Binary Code 1 (bw)Michael’s post below had an intriguing overlap with the tail end of my post from yesterday: to what extent does randomness undermine meaning? Michael was writing about a provocative proposal by Bernard Harcourt in a discussion he contributed to; Harcourt proposes making more aspects of criminal procedure explicitly random. Harcourt’s basic idea seems to be that the goal of completely rational punishment is a lost cause, and that therefore the criminal justice system should openly embrace randomness. As several of the commenters on Harcourt’s proposal suggest, however, even the attempt to justify punishment may serve some goals. Or as Michael himself puts it: “Randomization . . . would radically undermine the social meaningfulness of the sentencing process.” A random sentence is a sentence without meaning.

This seemed very similar to an issue in copyright law that I touched on at the end of my very long post yesterday. One of the troubling aspects of many photograph copyright cases is the amount of randomness that often enters into photographs and videos.
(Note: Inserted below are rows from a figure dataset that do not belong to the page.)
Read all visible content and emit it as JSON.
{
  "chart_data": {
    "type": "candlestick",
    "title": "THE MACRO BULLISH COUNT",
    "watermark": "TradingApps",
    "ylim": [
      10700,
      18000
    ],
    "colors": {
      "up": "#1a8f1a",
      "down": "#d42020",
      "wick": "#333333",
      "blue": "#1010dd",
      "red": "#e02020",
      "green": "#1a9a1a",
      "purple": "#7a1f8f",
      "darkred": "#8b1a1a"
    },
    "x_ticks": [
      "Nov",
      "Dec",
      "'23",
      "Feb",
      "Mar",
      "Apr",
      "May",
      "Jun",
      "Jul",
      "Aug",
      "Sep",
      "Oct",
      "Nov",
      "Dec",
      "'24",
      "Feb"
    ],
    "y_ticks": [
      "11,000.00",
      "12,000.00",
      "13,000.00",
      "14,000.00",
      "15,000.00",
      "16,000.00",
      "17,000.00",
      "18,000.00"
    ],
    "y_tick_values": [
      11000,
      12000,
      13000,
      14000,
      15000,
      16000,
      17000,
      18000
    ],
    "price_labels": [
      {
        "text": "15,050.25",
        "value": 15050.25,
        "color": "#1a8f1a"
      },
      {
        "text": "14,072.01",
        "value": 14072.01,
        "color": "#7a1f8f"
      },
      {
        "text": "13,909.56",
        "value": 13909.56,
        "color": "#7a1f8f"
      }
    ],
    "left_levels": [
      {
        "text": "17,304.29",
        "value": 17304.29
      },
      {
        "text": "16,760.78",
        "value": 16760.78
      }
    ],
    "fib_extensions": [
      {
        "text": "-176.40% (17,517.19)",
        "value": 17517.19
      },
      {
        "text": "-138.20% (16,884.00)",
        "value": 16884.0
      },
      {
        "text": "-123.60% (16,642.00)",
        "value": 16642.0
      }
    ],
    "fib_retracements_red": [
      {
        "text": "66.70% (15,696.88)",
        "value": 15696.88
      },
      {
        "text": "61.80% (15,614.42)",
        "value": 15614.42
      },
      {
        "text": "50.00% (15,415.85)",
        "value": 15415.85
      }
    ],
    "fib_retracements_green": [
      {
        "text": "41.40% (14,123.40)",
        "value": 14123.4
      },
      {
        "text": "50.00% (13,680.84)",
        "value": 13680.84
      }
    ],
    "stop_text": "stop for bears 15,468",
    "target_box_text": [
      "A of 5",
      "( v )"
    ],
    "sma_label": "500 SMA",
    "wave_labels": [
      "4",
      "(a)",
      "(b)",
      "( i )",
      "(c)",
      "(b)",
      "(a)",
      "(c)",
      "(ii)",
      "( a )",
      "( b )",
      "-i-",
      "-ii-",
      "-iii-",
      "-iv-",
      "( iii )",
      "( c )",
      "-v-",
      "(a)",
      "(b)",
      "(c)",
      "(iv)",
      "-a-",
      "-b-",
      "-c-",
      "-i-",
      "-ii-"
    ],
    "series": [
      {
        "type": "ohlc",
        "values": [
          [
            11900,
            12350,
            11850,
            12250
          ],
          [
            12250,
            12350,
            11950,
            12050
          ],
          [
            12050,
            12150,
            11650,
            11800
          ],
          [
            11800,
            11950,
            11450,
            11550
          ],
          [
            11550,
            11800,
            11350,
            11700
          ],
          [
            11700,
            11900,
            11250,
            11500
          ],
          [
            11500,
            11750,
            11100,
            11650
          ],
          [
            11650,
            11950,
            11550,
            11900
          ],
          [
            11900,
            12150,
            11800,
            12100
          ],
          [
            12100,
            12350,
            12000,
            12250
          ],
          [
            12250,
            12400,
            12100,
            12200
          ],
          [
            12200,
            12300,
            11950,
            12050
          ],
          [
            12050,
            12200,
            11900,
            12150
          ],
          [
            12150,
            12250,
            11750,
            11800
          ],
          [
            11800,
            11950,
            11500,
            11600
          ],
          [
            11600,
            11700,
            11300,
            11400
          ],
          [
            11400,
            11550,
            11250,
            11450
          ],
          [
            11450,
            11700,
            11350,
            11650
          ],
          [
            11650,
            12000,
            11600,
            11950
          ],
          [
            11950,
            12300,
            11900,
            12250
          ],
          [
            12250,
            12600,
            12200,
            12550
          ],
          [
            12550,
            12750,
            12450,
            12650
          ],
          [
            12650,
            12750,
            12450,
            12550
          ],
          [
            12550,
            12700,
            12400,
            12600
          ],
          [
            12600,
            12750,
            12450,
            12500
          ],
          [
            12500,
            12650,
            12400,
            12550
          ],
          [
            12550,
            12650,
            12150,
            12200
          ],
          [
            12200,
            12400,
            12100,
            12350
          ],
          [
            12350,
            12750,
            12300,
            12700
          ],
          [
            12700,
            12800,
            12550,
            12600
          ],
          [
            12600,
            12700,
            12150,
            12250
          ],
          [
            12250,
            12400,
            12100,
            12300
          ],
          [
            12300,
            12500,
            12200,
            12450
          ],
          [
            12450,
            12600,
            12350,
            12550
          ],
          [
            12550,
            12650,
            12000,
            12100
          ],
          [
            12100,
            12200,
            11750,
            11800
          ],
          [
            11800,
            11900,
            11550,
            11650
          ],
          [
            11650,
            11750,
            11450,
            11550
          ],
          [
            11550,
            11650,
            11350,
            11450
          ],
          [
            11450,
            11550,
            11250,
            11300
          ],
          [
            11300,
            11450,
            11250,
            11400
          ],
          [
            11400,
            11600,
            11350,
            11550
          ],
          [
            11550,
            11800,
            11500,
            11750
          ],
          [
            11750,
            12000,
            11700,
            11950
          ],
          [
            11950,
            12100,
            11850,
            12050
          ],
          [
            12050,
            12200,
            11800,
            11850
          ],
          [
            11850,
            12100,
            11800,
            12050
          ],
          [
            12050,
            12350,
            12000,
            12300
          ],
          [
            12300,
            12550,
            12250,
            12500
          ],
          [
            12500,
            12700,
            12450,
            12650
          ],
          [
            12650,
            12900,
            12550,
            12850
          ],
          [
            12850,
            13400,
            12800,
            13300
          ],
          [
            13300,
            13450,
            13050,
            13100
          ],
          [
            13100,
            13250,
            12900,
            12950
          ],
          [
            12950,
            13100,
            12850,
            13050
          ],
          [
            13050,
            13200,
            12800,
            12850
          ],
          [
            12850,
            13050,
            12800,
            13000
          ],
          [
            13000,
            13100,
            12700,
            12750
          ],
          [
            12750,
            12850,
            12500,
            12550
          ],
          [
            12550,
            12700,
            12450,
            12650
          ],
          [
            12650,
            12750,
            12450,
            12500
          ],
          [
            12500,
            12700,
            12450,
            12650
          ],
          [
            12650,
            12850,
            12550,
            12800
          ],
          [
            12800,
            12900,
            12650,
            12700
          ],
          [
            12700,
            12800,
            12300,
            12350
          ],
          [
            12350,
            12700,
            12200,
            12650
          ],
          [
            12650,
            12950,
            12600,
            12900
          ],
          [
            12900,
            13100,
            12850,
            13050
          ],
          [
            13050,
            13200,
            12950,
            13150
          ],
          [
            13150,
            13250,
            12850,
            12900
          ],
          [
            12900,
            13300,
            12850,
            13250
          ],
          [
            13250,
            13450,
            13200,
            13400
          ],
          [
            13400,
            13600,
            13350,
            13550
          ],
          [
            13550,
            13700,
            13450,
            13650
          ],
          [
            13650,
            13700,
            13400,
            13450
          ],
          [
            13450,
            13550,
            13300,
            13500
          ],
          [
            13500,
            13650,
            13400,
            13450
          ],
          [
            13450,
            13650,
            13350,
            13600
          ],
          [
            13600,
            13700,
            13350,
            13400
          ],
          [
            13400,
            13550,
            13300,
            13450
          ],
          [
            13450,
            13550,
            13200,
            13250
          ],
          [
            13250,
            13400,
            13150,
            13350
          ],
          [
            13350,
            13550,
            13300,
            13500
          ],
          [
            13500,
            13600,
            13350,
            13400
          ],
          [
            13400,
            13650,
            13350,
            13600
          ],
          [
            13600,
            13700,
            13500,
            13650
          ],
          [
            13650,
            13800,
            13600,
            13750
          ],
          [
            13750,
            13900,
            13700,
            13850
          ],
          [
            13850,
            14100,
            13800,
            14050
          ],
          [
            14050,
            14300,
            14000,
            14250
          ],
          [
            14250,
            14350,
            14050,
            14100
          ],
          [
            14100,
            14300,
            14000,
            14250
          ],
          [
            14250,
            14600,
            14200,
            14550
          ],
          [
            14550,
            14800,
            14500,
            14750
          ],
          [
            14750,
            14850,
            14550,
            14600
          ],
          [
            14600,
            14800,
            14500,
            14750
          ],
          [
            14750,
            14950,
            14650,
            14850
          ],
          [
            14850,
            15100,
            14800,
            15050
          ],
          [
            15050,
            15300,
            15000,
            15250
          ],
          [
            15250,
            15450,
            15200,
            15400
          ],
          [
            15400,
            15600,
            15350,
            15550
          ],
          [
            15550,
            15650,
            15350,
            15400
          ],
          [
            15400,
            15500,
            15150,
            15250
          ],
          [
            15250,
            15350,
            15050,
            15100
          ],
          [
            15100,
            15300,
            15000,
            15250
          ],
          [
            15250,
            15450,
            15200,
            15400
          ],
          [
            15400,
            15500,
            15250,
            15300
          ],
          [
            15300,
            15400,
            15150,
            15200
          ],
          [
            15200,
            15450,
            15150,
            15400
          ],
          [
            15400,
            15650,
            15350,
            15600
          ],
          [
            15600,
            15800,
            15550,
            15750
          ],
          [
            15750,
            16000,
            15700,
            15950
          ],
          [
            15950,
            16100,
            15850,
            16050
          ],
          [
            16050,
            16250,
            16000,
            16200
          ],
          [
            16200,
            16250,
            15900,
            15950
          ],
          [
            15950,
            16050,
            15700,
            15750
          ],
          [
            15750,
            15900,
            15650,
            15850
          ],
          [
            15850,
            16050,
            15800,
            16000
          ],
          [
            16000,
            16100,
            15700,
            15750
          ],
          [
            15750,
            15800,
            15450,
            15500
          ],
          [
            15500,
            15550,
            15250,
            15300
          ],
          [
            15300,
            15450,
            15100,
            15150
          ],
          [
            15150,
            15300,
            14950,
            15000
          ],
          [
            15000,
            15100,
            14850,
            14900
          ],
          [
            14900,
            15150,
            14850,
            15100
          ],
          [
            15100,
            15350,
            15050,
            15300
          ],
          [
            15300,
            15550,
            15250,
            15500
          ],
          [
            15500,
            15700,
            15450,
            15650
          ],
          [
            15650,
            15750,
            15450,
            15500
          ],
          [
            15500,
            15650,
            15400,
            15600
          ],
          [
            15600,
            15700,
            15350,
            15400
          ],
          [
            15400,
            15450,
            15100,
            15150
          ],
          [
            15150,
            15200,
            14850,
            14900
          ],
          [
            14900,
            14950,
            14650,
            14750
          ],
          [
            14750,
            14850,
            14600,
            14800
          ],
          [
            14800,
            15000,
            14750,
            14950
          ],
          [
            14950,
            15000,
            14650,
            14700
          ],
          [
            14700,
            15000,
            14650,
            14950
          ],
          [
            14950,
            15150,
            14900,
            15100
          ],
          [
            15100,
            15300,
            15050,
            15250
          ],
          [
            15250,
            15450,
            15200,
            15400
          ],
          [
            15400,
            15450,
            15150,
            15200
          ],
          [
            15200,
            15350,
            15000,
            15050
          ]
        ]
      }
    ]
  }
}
Copyright protects the expression of ideas. To qualify as expression, the material has to convey some idea or purpose to its audience; it has to mean. Randomness, however, seems to undermine meaning. Mannie Garcia unintentionally expressed the tension nicely when he described how he captured his now-famous photograph of Obama: “And then it happened: Boom, I was there, I was ready.” To the extent the “boom” outweighs the “I was ready,” it also seems to outweigh meaning. Abraham Zapruder did not intend to convey any message at all about the Kennedy assassination; he was simply there recording when it happened.

There may be another parallel between copyright and sentencing. There are recent copyright decisions expressing the view that an author can go too far in the other direction. To the extent that a set of data is rigidly determined, not by randomness, but by a set of rules or external constraints, courts have held that such data fails to “mean” as well, and again is not copyrightable. This would appear to mirror the recent turn in the constitutionality of sentencing. Random sentences are bad; but so are sentences in which all discretion is removed from the sentencing judge. The Supreme Court has never put it this way, to my limited knowledge, but the intuition might be that such sentences also fail to mean anything; they are not expressions of society’s determination of the seriousness of that particular offense. Meaning, like perhaps all of life, appears to lie in the border between order and chaos.